The second command came to be very important, as my GPS kept going to “sleep” after a few seconds of inactivity because it was trying to save power, assuming it was in “aviation mode”.
Finally, I sent a second PMTK_API_SET_NMEA_OUTPUT command to actually select the messages I wanted to receive (and their transmit rate).
PMTK314,0,1,0,1,1,1,0,0,0,0,0,0,0,0,0,0,0,0,0*29
This string tells the GPS to send the bare minimum information required to keep gpsd happy, once per update cycle (a configurable period).
From RF to NTP
Speaking of gpsd, what am I actually doing with this data?
I chose to use the Pi Pico to perform two tasks:
- Perform initial configuration of the L76B
- Format the NMEA strings into USB CDC-ACM packets for gpsd to handle
This means that my setup looks like this:
[Antenna] -> [L76B] <--> [Pi Pico] -> [Host]
Where the “host” is a machine running gpsd and chrony, two tools I’m very familiar with.

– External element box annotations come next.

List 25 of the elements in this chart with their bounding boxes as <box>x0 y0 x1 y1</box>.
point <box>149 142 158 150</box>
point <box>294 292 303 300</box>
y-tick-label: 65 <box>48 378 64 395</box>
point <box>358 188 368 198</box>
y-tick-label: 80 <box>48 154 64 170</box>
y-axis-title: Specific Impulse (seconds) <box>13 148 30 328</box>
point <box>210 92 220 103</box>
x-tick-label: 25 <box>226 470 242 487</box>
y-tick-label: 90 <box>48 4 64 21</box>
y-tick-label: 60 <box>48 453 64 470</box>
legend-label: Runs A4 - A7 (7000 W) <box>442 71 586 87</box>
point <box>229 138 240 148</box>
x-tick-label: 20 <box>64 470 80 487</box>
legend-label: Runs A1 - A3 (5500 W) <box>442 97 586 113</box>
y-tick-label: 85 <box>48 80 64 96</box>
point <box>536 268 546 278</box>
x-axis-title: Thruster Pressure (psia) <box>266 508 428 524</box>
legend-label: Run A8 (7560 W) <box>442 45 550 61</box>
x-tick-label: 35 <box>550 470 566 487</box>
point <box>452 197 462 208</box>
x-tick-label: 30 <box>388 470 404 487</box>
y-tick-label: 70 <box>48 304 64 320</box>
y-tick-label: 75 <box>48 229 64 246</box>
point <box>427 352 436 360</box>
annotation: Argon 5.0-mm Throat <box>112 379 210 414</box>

I then have both gpsd and chrony exposing their respective sockets to my personal network for use in some upcoming radio projects, where precise timing and positional data will be important.
My gpsd “configuration” is really just a LaunchDaemon that executes:
gpsd -nN --readonly /dev/tty.usbmodem11
Then, my chrony config contains a refclock directive that reads from gpsd, and compensates for the slight delay induced by the UART->USB translation in my hardware stack:
refclock SOCK <path to gpsd socket> refid gpsd poll 1 offset 0.3 trust prefer
Thanks to the L76B being able to produce PPS-locked NMEA sentences, and very predictable latency in my firmware for the Pi Pico, this actually works out to be a very reliable clock source (as long as I set that 300ms offset). A quick search online also leads me to believe that this is a reasonable setup, and it should be fine to trust in the long run.